The time from diagnostic excision biopsy to wide local excision for primary cutaneous malignant melanoma may not affect patient survival


Dr D.B.McKenna. E-mail:


SummaryBackground The surgical management of primary cutaneous malignant melanoma usually involves an excision biopsy of the suspected lesion followed by wide local excision. No study has addressed whether a delay between these two surgical procedures influences patient outcome.

Objectives To determine if the surgical interval (SI) between the diagnostic excision biopsy and wide local excision for primary cutaneous malignant melanoma affects recurrence or survival outcome.

Methods A cohort of 986 patients who had a diagnostic excision biopsy followed by wide local excision was identified from those registered on a specialist database that records the clinicopathological features, surgical treatment and follow-up information of all patients with malignant melanoma in Scotland. The cohort was divided into five arbitrary groups determined by the length of the SI as follows:≤14 days, 15–28 days, 29–42 days, 43–91 days and ≥ 92 days. Overall survival, disease-free survival and recurrence-free interval between the groups were compared univariately and multivariately.

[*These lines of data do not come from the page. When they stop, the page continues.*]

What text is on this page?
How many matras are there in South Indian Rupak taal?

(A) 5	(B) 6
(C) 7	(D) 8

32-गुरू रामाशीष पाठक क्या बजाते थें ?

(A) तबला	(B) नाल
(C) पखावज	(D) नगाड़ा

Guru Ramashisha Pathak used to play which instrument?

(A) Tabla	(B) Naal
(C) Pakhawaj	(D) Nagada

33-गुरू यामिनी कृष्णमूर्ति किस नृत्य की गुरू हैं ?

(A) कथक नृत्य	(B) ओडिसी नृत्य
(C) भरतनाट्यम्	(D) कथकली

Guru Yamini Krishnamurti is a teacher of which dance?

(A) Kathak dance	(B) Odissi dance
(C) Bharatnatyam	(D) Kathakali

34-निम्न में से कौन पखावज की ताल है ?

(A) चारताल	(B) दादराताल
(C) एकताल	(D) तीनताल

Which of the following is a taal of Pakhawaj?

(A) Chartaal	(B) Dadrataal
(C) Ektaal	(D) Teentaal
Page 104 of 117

Results The mean age at excision biopsy was 47·4 years and the median period of follow-up was 5 years (range 27 days to 20·7 years). The median SI was 30 days (range 1–468 days). The SI was: (i)≤14 days for 130 (13%); (ii) 15–28 days for 320 (33%); (iii) 29–42 days for 262 (27%); (iv) 43–91 days for 251 (25%); and (v) ≥ 92 days for 23 (2%) patients. The latter group was older, had thinner melanomas, a higher percentage of lesions on the head and neck, fewer superficial spreading malignant melanomas and ulceration present less often compared with patients treated earlier. Univariately, there was no significant difference in overall survival (P = 0·60) or disease-free survival (P = 0·24) between the groups. Although there was a statistically significant difference in the percentage of recurrence-free patients between the groups (P = 0·011), the better recurrence-free rates occurred in the 29–42 and 43–91 day groups. After adjusting for age, sex, tumour thickness, site, histology, ulceration and mitotic activity using Cox's proportional hazards model, there was no statistically significant difference in overall survival, disease-free survival and recurrence-free percentages between the surgical groups (P = 0·88, P = 0·44 and P = 0·084, respectively).

Conclusions There was no evidence that survival outcome or recurrence was related to the time interval between the diagnostic excision biopsy and wide local excision of melanoma.